Problem
Work across academic research, software projects, applications and personal knowledge creates context in different forms: projects, tasks, decisions, notes, resources and reusable workflows.
Without a consistent structure, information becomes difficult to retrieve and AI-assisted work repeatedly requires the same project context to be reconstructed.
Solution
The system uses PARA as the underlying information architecture for projects, areas, resources and archived material in Notion.
Projects contain their current state, durable decisions and relevant artifacts. Notes and resources are linked to the appropriate context instead of being stored as an undifferentiated knowledge base.
Reusable AI skills handle recurring workflows such as content routing, research preparation and structured hand-offs. They define triggers, constraints and output formats, with confirmation required before persistent changes are made.
Result
The system is used as the central project and knowledge workspace across academic, technical and personal work.
Project context remains available across sessions, while recurring information-management tasks follow the same routing and validation rules. The system has evolved from a PARA workspace into a broader context layer for AI-assisted work.

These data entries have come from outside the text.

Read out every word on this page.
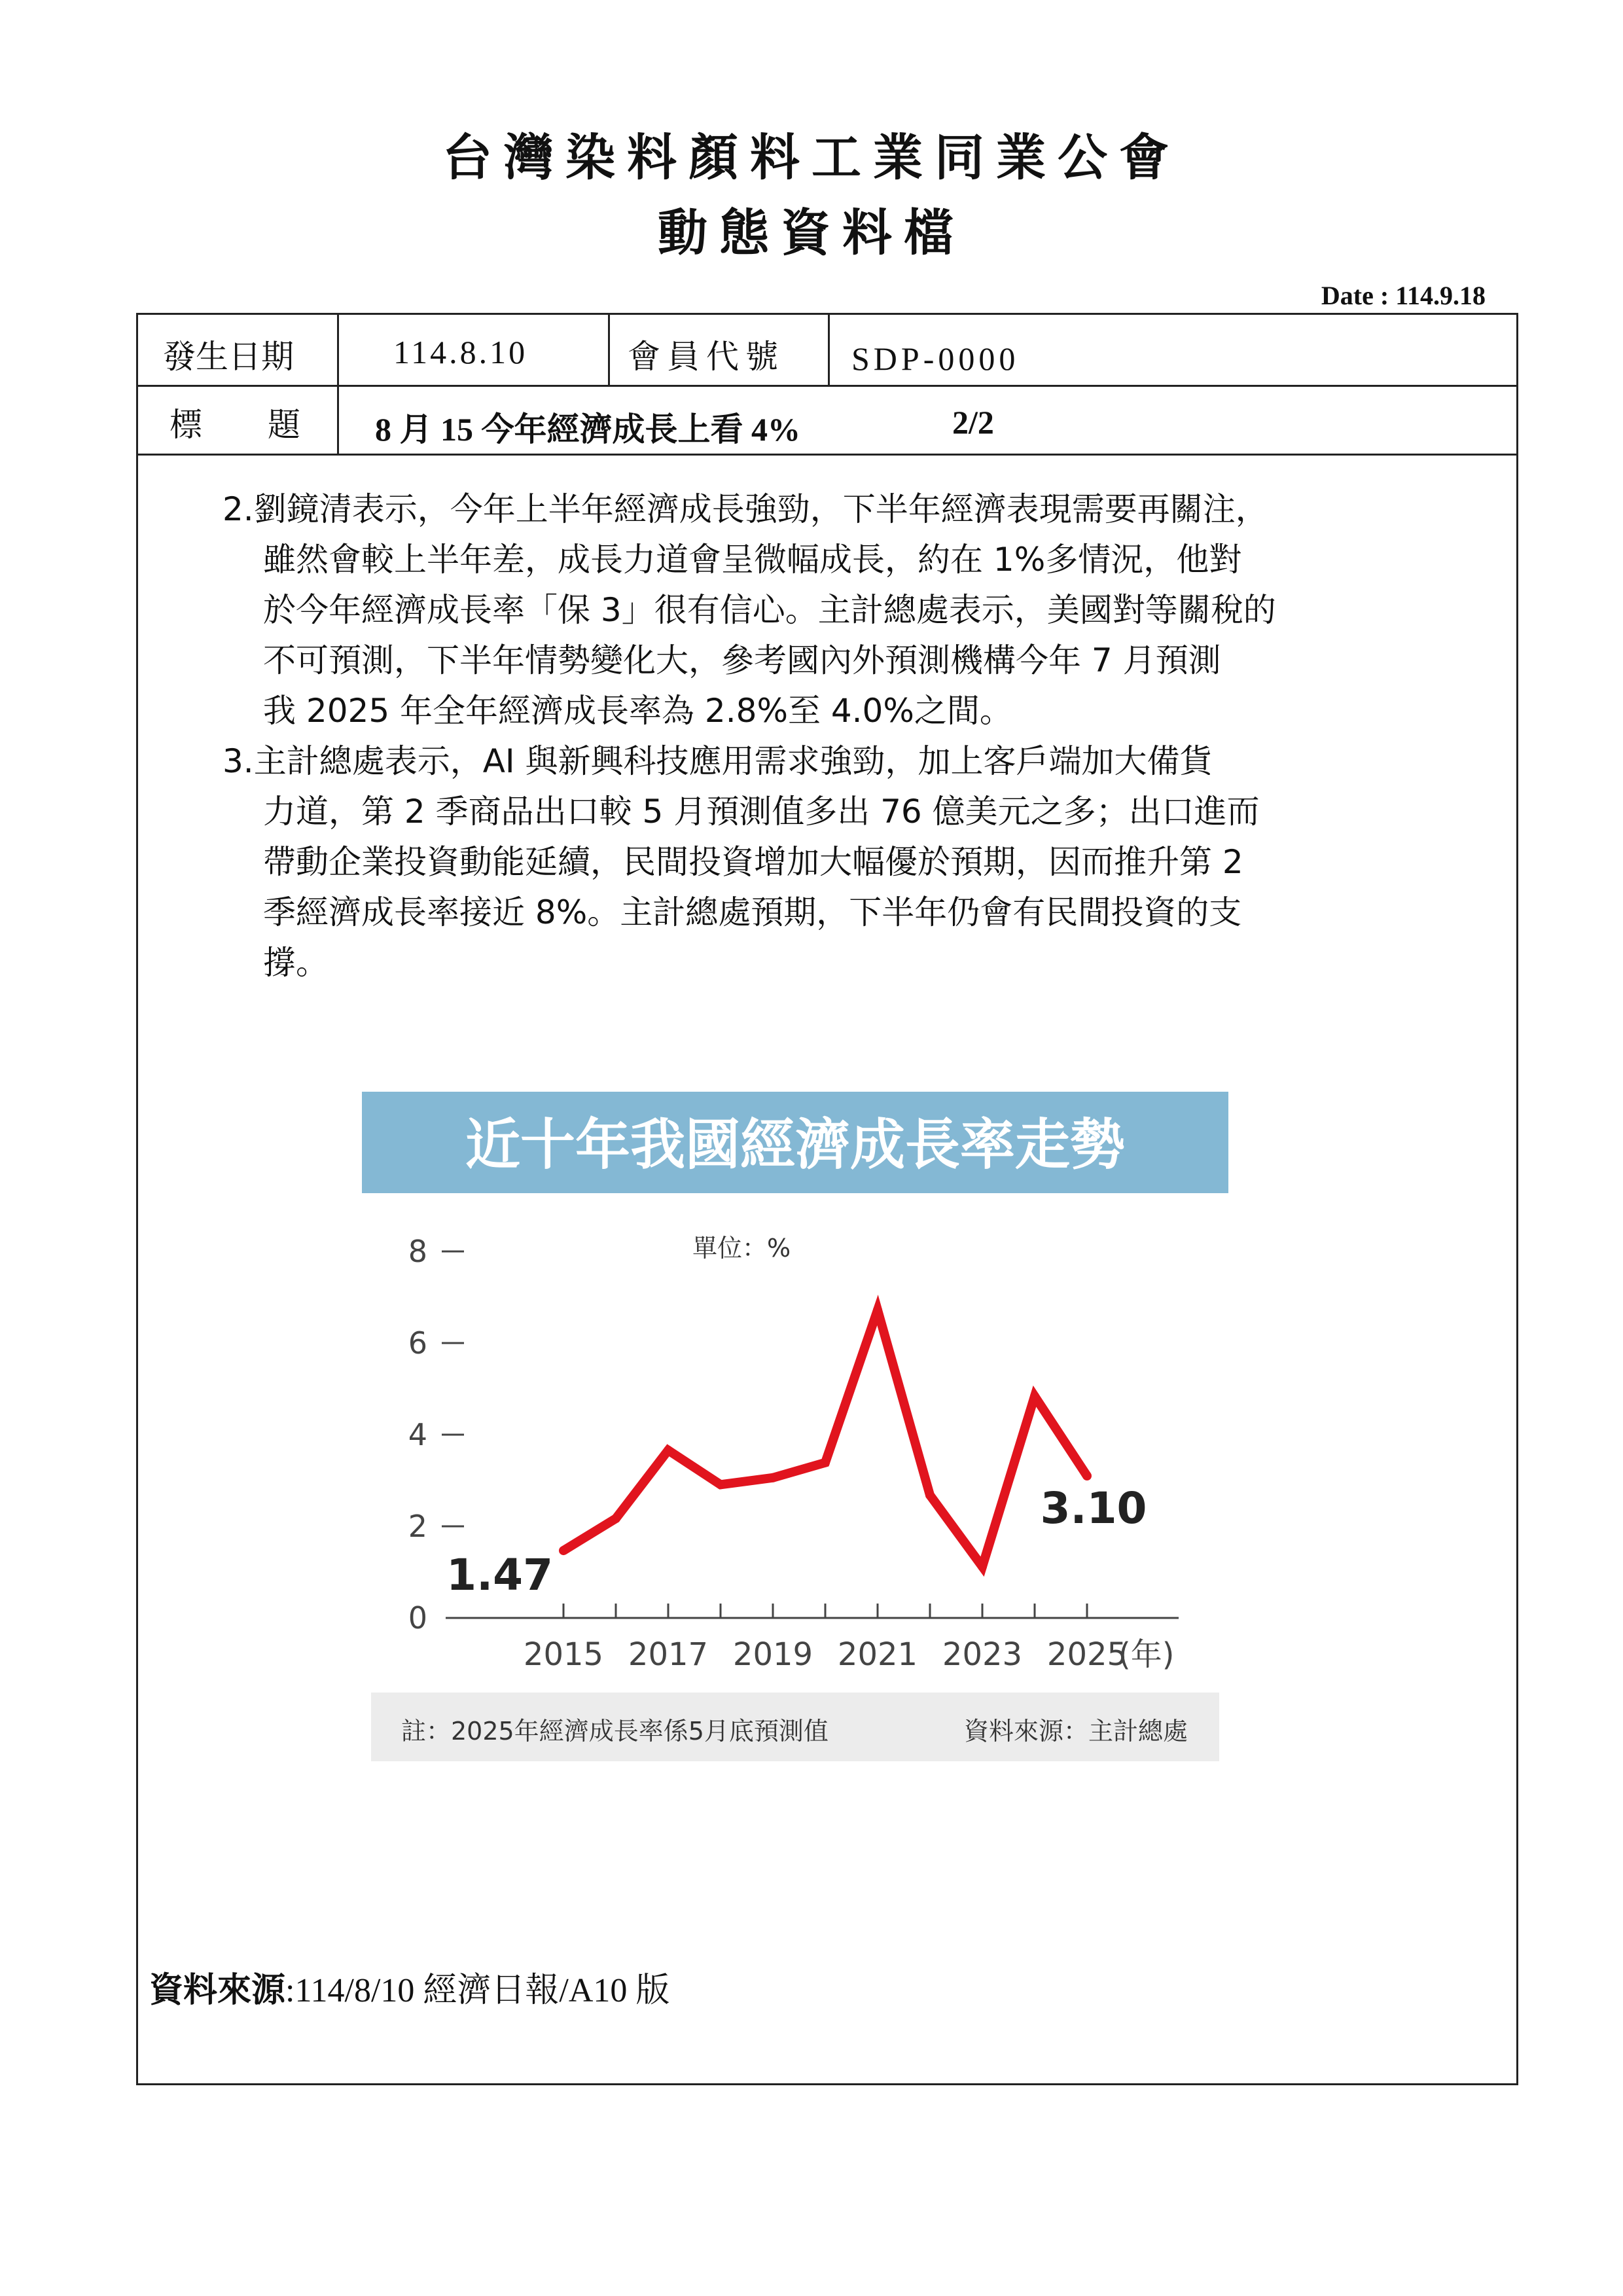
台灣染料顏料工業同業公會
動態資料檔
Date : 114.9.18
發生日期	114.8.10	會員代號 SDP-0000
標　　題 8 月 15 今年經濟成長上看 4%	2/2

2.劉鏡清表示，今年上半年經濟成長強勁，下半年經濟表現需要再關注，
雖然會較上半年差，成長力道會呈微幅成長，約在 1%多情況，他對
於今年經濟成長率「保 3」很有信心。主計總處表示，美國對等關稅的
不可預測，下半年情勢變化大，參考國內外預測機構今年 7 月預測
我 2025 年全年經濟成長率為 2.8%至 4.0%之間。

3.主計總處表示，AI 與新興科技應用需求強勁，加上客戶端加大備貨
力道，第 2 季商品出口較 5 月預測值多出 76 億美元之多；出口進而
帶動企業投資動能延續，民間投資增加大幅優於預期，因而推升第 2
季經濟成長率接近 8%。主計總處預期，下半年仍會有民間投資的支
撐。

近十年我國經濟成長率走勢
單位：%
0
2
4
6
8
2015 2017 2019 2021 2023 2025
(年)
1.47
3.10
註：2025年經濟成長率係5月底預測值	資料來源：主計總處
資料來源:114/8/10 經濟日報/A10 版
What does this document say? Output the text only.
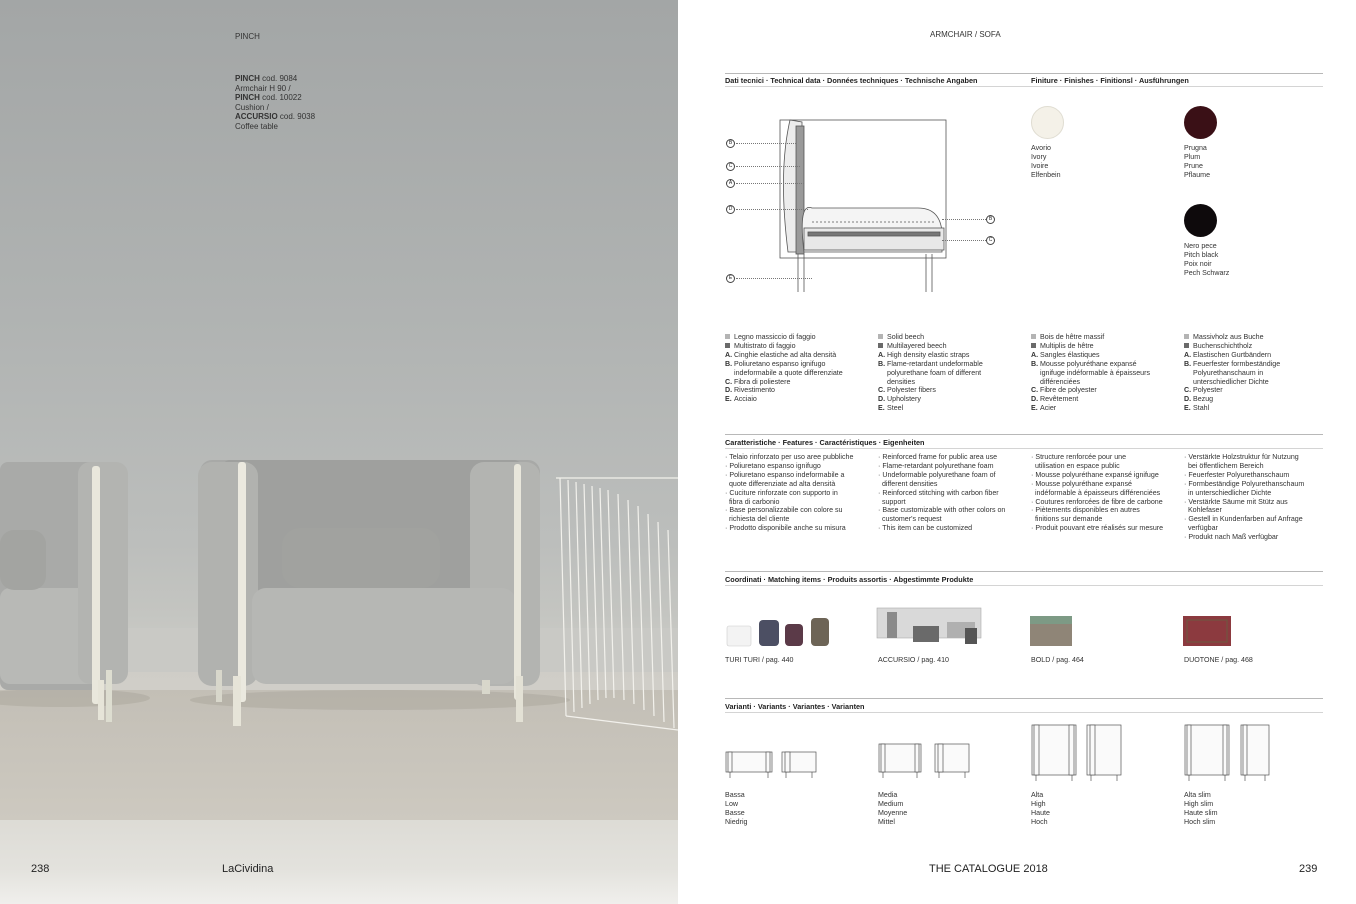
PINCH
PINCH cod. 9084
Armchair H 90 /
PINCH cod. 10022
Cushion /
ACCURSIO cod. 9038
Coffee table
238	LaCividina
ARMCHAIR / SOFA
Dati tecnici · Technical data · Données techniques · Technische Angaben	Finiture · Finishes · Finitionsl · Ausführungen
B
C
A
D
E
B
C
Avorio
Ivory
Ivoire
Elfenbein
Prugna
Plum
Prune
Pflaume
Nero pece
Pitch black
Poix noir
Pech Schwarz
Legno massiccio di faggio
Multistrato di faggio
A. Cinghie elastiche ad alta densità
B. Poliuretano espanso ignifugo
indeformabile a quote differenziate
C. Fibra di poliestere
D. Rivestimento
E. Acciaio
Solid beech
Multilayered beech
A. High density elastic straps
B. Flame-retardant undeformable
polyurethane foam of different
densities
C. Polyester fibers
D. Upholstery
E. Steel
Bois de hêtre massif
Multiplis de hêtre
A. Sangles élastiques
B. Mousse polyuréthane expansé
ignifuge indéformable à épaisseurs
différenciées
C. Fibre de polyester
D. Revêtement
E. Acier
Massivholz aus Buche
Buchenschichtholz
A. Elastischen Gurtbändern
B. Feuerfester formbeständige
Polyurethanschaum in
unterschiedlicher Dichte
C. Polyester
D. Bezug
E. Stahl
Caratteristiche · Features · Caractéristiques · Eigenheiten
· Telaio rinforzato per uso aree pubbliche
· Poliuretano espanso ignifugo
· Poliuretano espanso indeformabile a
quote differenziate ad alta densità
· Cuciture rinforzate con supporto in
fibra di carbonio
· Base personalizzabile con colore su
richiesta del cliente
· Prodotto disponibile anche su misura
· Reinforced frame for public area use
· Flame-retardant polyurethane foam
· Undeformable polyurethane foam of
different densities
· Reinforced stitching with carbon fiber
support
· Base customizable with other colors on
customer's request
· This item can be customized
· Structure renforcée pour une
utilisation en espace public
· Mousse polyuréthane expansé ignifuge
· Mousse polyuréthane expansé
indéformable à épaisseurs différenciées
· Coutures renforcées de fibre de carbone
· Piètements disponibles en autres
finitions sur demande
· Produit pouvant etre réalisés sur mesure
· Verstärkte Holzstruktur für Nutzung
bei öffentlichem Bereich
· Feuerfester Polyurethanschaum
· Formbeständige Polyurethanschaum
in unterschiedlicher Dichte
· Verstärkte Säume mit Stütz aus
Kohlefaser
· Gestell in Kundenfarben auf Anfrage
verfügbar
· Produkt nach Maß verfügbar
Coordinati · Matching items · Produits assortis · Abgestimmte Produkte
TURI TURI / pag. 440	ACCURSIO / pag. 410	BOLD / pag. 464	DUOTONE / pag. 468
Varianti · Variants · Variantes · Varianten
Bassa
Low
Basse
Niedrig
Media
Medium
Moyenne
Mittel
Alta
High
Haute
Hoch
Alta slim
High slim
Haute slim
Hoch slim
THE CATALOGUE 2018	239
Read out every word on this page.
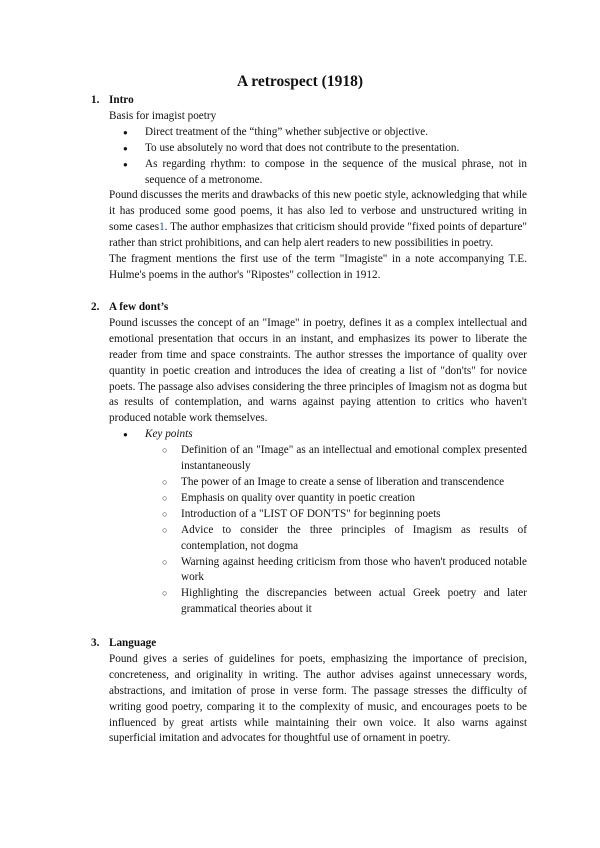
A retrospect (1918)
1. Intro

Basis for imagist poetry

● Direct treatment of the “thing” whether subjective or objective.
● To use absolutely no word that does not contribute to the presentation.
● As regarding rhythm: to compose in the sequence of the musical phrase, not in sequence of a metronome.

Pound discusses the merits and drawbacks of this new poetic style, acknowledging that while it has produced some good poems, it has also led to verbose and unstructured writing in some cases1. The author emphasizes that criticism should provide "fixed points of departure" rather than strict prohibitions, and can help alert readers to new possibilities in poetry.

The fragment mentions the first use of the term "Imagiste" in a note accompanying T.E. Hulme's poems in the author's "Ripostes" collection in 1912.

2. A few dont’s

Pound iscusses the concept of an "Image" in poetry, defines it as a complex intellectual and emotional presentation that occurs in an instant, and emphasizes its power to liberate the reader from time and space constraints. The author stresses the importance of quality over quantity in poetic creation and introduces the idea of creating a list of "don'ts" for novice poets. The passage also advises considering the three principles of Imagism not as dogma but as results of contemplation, and warns against paying attention to critics who haven't produced notable work themselves.

● Key points
○ Definition of an "Image" as an intellectual and emotional complex presented instantaneously
○ The power of an Image to create a sense of liberation and transcendence
○ Emphasis on quality over quantity in poetic creation
○ Introduction of a "LIST OF DON'TS" for beginning poets
○ Advice to consider the three principles of Imagism as results of contemplation, not dogma
○ Warning against heeding criticism from those who haven't produced notable work
○ Highlighting the discrepancies between actual Greek poetry and later grammatical theories about it
3. Language

Pound gives a series of guidelines for poets, emphasizing the importance of precision, concreteness, and originality in writing. The author advises against unnecessary words, abstractions, and imitation of prose in verse form. The passage stresses the difficulty of writing good poetry, comparing it to the complexity of music, and encourages poets to be influenced by great artists while maintaining their own voice. It also warns against superficial imitation and advocates for thoughtful use of ornament in poetry.
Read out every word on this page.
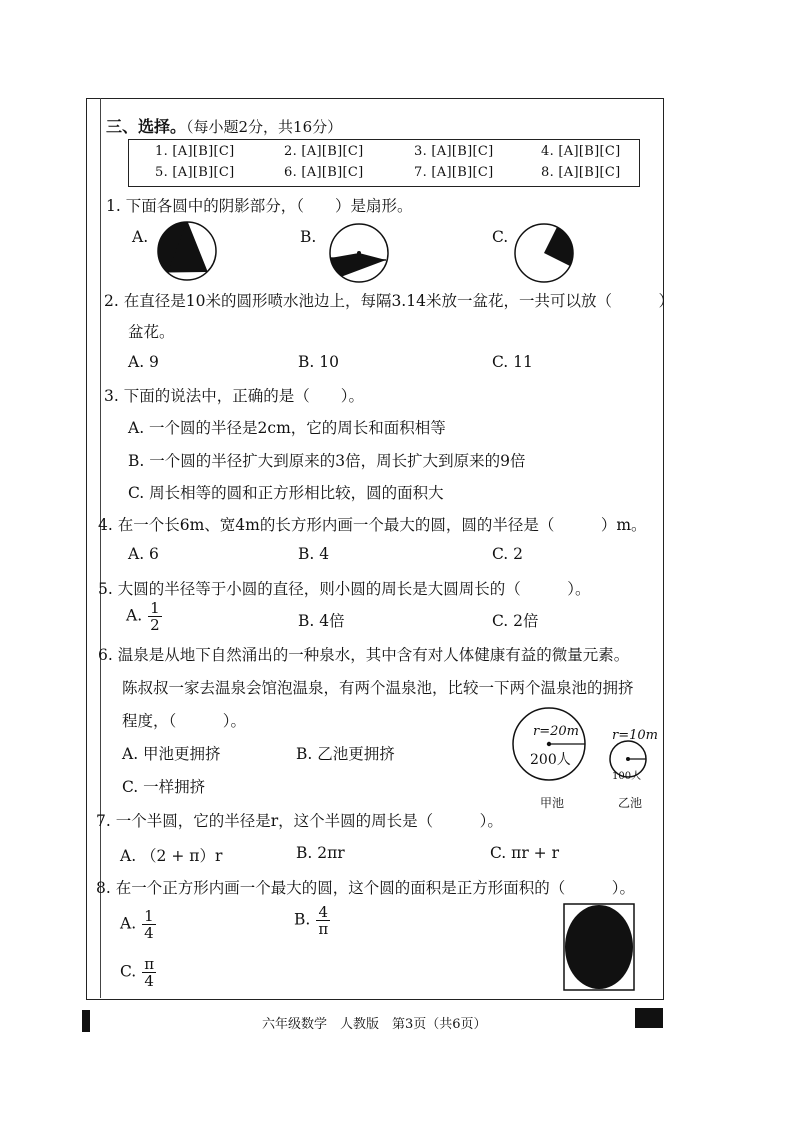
三、选择。（每小题2分，共16分）
1. [A][B][C]	2. [A][B][C]	3. [A][B][C]	4. [A][B][C]
5. [A][B][C]	6. [A][B][C]	7. [A][B][C]	8. [A][B][C]
1. 下面各圆中的阴影部分，（　　）是扇形。
A.	B.	C.
2. 在直径是10米的圆形喷水池边上，每隔3.14米放一盆花，一共可以放（　　　）
盆花。
A. 9	B. 10	C. 11
3. 下面的说法中，正确的是（　　）。
A. 一个圆的半径是2cm，它的周长和面积相等
B. 一个圆的半径扩大到原来的3倍，周长扩大到原来的9倍
C. 周长相等的圆和正方形相比较，圆的面积大
4. 在一个长6m、宽4m的长方形内画一个最大的圆，圆的半径是（　　　）m。
A. 6	B. 4	C. 2
5. 大圆的半径等于小圆的直径，则小圆的周长是大圆周长的（　　　）。
A. $\frac{1}{2}$	B. 4倍	C. 2倍
6. 温泉是从地下自然涌出的一种泉水，其中含有对人体健康有益的微量元素。
陈叔叔一家去温泉会馆泡温泉，有两个温泉池，比较一下两个温泉池的拥挤
程度，（　　　）。
A. 甲池更拥挤	B. 乙池更拥挤
C. 一样拥挤
r=20m
200人
甲池
r=10m
100人
乙池
7. 一个半圆，它的半径是r，这个半圆的周长是（　　　）。
A. （2 + π）r	B. 2πr	C. πr + r
8. 在一个正方形内画一个最大的圆，这个圆的面积是正方形面积的（　　　）。
A. $\frac{1}{4}$	B. $\frac{4}{\pi}$
C. $\frac{\pi}{4}$
六年级数学　人教版　第3页（共6页）
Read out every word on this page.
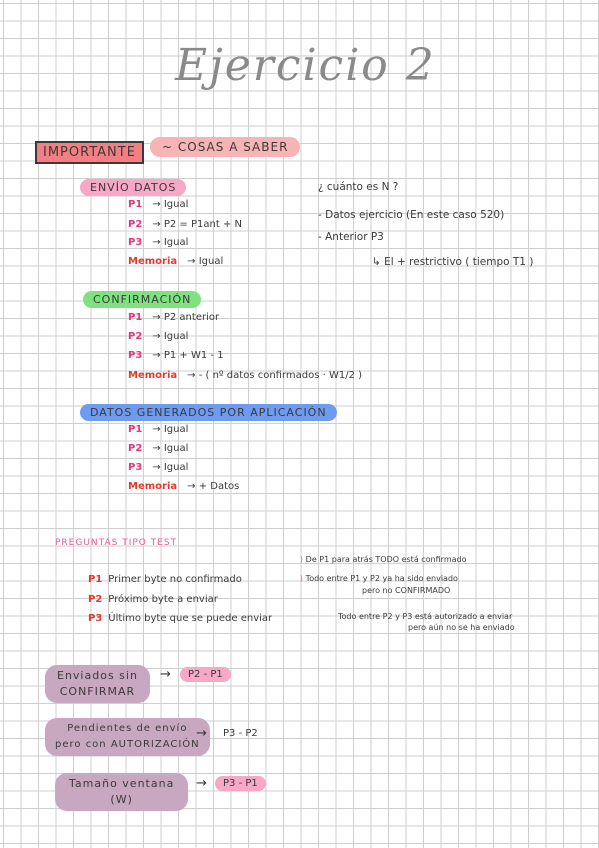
Ejercicio 2
IMPORTANTE	~ COSAS A SABER
ENVÍO DATOS
P1 → Igual
P2 → P2 = P1ant + N
P3 → Igual
Memoria → Igual
¿ cuánto es N ?
- Datos ejercicio (En este caso 520)
- Anterior P3
↳ El + restrictivo ( tiempo T1 )
CONFIRMACIÓN
P1 → P2 anterior
P2 → Igual
P3 → P1 + W1 - 1
Memoria → - ( nº datos confirmados · W1/2 )
DATOS GENERADOS POR APLICACIÓN
P1 → Igual
P2 → Igual
P3 → Igual
Memoria → + Datos
PREGUNTAS TIPO TEST
⟩ De P1 para atrás TODO está confirmado
P1 Primer byte no confirmado	⟩ Todo entre P1 y P2 ya ha sido enviado
pero no CONFIRMADO
P2 Próximo byte a enviar
P3 Último byte que se puede enviar	Todo entre P2 y P3 está autorizado a enviar
pero aún no se ha enviado
Enviados sin
CONFIRMAR
→	P2 - P1
Pendientes de envío
pero con AUTORIZACIÓN
→	P3 - P2
Tamaño ventana
(W)
→	P3 - P1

The system was designed around a simple principle: build the context system, not a more complex agent. Rather than encoding every workflow into one assistant, tasks are routed to the relevant context, rules and tools. Several patterns that started as custom conventions in the workspace, including task-specific skills, persistent project context and structured routing, have since become increasingly common abstractions in the AI tools used around it.
Technical Details
Notion provides the structured data layer through related databases for projects, areas, tasks, notes, resources and specialized collections. It stores project context, durable decisions and project management rather than repository code or implementation details.
Technical projects connect this context to a separate development workflow. GitHub acts as the source of truth for code and technical issues, while OpenCode handles implementation through project-specific context, skills and development rules. The boundaries between the systems are explicit: Notion determines what should be built and preserves the relevant product context; GitHub tracks the technical work and resulting code; OpenCode executes against that repository context.
Routing rules and reusable skills connect these layers without requiring one agent to hold the entire system in its prompt. Depending on the task, the agent loads the relevant project context, domain resources and workflow instructions before acting.
The same principle applies to knowledge management. Incoming information is classified by destination rather than forcing an entire note into a single category. AI skills define reusable multi-step workflows with explicit constraints and human-in-the-loop checkpoints, while the Notion API supports structured reads and writes where automation is appropriate.